After nearly a year of attacks from President Donald Trump, and months of near-silence as his father fought for the Democratic presidential nomination, Hunter Biden made an appearance in the final minutes of the Democratic National Convention on Thursday night. It was his first on the—albeit digital—campaign trail since his work abroad helped spark an impeachment inquiry into the president.
In a prerecorded video introducing former Vice President Joe Biden, Hunter Biden appeared alongside sister Ashley Biden to describe the Democratic nominee as both a father and a leader.
“He’ll be there when you need him,” Hunter Biden said. “He’ll get up no matter how many times he’s been knocked down.”

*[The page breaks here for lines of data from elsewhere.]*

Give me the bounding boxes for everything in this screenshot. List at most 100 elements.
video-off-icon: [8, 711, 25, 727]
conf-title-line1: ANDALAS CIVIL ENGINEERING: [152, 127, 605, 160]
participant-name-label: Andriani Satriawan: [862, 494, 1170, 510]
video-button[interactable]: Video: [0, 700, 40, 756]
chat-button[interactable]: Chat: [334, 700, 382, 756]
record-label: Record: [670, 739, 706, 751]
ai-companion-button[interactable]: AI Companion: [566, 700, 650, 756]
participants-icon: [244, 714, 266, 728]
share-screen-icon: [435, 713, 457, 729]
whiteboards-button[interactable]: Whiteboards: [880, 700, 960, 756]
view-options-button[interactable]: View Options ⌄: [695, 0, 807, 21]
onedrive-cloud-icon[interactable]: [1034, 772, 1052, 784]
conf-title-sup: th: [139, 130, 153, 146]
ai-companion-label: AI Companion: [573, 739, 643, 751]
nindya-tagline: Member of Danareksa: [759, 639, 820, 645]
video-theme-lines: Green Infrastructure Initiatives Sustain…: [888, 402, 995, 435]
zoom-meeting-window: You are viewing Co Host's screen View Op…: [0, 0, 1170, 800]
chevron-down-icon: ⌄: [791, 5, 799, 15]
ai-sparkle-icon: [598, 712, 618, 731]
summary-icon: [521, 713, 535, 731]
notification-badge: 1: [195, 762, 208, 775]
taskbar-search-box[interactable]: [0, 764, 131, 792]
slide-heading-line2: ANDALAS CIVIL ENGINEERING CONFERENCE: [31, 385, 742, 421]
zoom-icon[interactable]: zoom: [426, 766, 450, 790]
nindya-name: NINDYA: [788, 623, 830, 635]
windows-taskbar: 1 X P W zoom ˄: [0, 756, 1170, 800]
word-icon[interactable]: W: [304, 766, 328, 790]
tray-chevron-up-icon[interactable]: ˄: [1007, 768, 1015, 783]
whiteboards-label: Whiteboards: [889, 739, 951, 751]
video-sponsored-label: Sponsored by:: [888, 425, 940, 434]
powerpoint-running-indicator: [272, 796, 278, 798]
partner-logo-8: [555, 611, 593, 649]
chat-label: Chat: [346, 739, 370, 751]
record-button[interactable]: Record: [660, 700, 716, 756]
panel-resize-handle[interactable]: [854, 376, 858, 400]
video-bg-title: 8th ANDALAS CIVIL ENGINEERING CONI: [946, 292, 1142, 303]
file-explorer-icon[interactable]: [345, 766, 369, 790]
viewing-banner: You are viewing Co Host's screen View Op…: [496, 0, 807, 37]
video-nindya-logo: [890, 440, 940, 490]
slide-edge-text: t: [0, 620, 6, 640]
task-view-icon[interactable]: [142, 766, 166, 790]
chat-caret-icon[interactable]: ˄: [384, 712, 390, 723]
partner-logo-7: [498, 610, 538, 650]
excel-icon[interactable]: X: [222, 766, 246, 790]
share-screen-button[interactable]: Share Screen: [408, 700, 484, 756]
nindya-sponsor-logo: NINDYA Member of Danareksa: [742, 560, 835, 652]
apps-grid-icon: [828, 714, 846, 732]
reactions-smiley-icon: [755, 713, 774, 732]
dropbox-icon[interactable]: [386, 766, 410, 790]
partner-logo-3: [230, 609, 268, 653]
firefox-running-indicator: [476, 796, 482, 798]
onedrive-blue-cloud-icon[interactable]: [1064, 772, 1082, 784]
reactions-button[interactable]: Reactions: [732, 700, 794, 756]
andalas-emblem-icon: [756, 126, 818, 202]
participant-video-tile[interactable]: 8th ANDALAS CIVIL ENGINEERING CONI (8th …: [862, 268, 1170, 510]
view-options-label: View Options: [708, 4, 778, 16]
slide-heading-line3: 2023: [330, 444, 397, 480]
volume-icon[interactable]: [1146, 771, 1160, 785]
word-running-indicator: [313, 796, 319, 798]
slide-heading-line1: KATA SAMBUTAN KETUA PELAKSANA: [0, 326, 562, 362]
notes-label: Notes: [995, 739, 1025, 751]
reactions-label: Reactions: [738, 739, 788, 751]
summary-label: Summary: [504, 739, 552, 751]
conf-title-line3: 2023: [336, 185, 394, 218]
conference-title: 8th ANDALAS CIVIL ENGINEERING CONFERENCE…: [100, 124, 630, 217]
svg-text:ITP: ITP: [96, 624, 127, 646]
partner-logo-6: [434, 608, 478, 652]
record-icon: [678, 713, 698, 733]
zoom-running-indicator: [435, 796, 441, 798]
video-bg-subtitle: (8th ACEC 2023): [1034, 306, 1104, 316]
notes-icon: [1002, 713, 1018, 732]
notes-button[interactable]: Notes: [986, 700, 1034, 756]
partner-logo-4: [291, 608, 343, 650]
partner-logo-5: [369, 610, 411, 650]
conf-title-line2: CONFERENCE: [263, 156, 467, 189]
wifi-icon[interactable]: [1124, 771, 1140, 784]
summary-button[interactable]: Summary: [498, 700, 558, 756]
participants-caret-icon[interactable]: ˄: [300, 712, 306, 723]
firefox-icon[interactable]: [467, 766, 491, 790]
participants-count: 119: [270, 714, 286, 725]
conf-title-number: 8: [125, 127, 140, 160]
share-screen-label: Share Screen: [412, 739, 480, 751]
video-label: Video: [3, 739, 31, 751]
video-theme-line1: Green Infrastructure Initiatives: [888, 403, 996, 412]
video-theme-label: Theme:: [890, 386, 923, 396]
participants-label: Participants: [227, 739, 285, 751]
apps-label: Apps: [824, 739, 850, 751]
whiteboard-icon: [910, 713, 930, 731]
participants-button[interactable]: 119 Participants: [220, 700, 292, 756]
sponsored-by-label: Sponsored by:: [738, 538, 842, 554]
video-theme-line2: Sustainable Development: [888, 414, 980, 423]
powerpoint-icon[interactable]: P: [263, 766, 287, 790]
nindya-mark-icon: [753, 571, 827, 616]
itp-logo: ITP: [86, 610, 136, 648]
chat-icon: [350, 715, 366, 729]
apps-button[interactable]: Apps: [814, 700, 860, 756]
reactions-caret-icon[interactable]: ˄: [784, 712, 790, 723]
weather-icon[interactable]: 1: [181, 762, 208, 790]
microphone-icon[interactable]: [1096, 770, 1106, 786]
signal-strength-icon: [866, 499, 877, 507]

The video amounted to the most public appearance by the president’s only living son in months. The sole remaining member of the former vice president’s first family, Hunter has been a figure of on-again, off-again fixation in the conservative imagination. Trump was impeached in December 2019 after a House investigation found that he had solicited the Ukrainian government to investigate the younger Biden’s role on the board of a Ukrainian natural gas company, and the president has attacked him for his former role on the board of a Chinese-backed private equity company.
“Where’s Hunter?!” Trump said at a January campaign rally. “Here’s a guy, made no money, got thrown out of the military forces, I think the Navy, got thrown out, had no job, had no nothing.”
“So he went from that to making millions of dollars a year as soon as Sleepy Joe became vice president, right? He made millions of dollars a year,” Trump continued. “Would anybody in this room do that for millions? I would. We all would.”
While most of the president’s accusations against Hunter Biden have been largely discredited—a top Ukrainian prosecutor said last year that “Hunter Biden cannot be responsible for violations of the management of Burisma that took place two years before his arrival”—the Republican Party has demonstrated a renewed willingness to go along with the line of attack, dropping a two-minute digital ad on Thursday morning accusing Biden of being beholden to China. Hunter Biden, who has insisted that he never discussed his role at the Chinese-backed private equity firm with his father, makes repeated appearances in the advertisement.
Other Republicans have targeted the former vice president’s son in more personal terms. Last month, the Republican National Committee’s director of rapid response tweeted a photograph of Hunter Biden as a school-aged boy, calling him Joe Biden’s “crack smoking son who was administratively discharged from the Navy for testing positive for cocaine and who has abused his dad’s elected position to get rich off the Chinese Community Party.”
Hunter Biden has spoken publicly about his struggles with substance abuse, both before and after the death of his older brother, Beau.
“There’s addiction in every family,” the younger Biden told The New Yorker in July 2019. “I was in that darkness. I was in that tunnel—it’s a never-ending tunnel. You don’t get rid of it. You figure out how to deal with it.”
The former vice president has shown a hairpin trigger when it comes to his family, particularly Hunter. In December 2019, Joe Biden lashed out at an Iowa voter who heckled him at an event about his son’s dealings in Ukraine.
“You’re a damn liar, man—that’s not true,” Biden said, before responding to the man’s concerns about his age by challenging him to a push-up contest.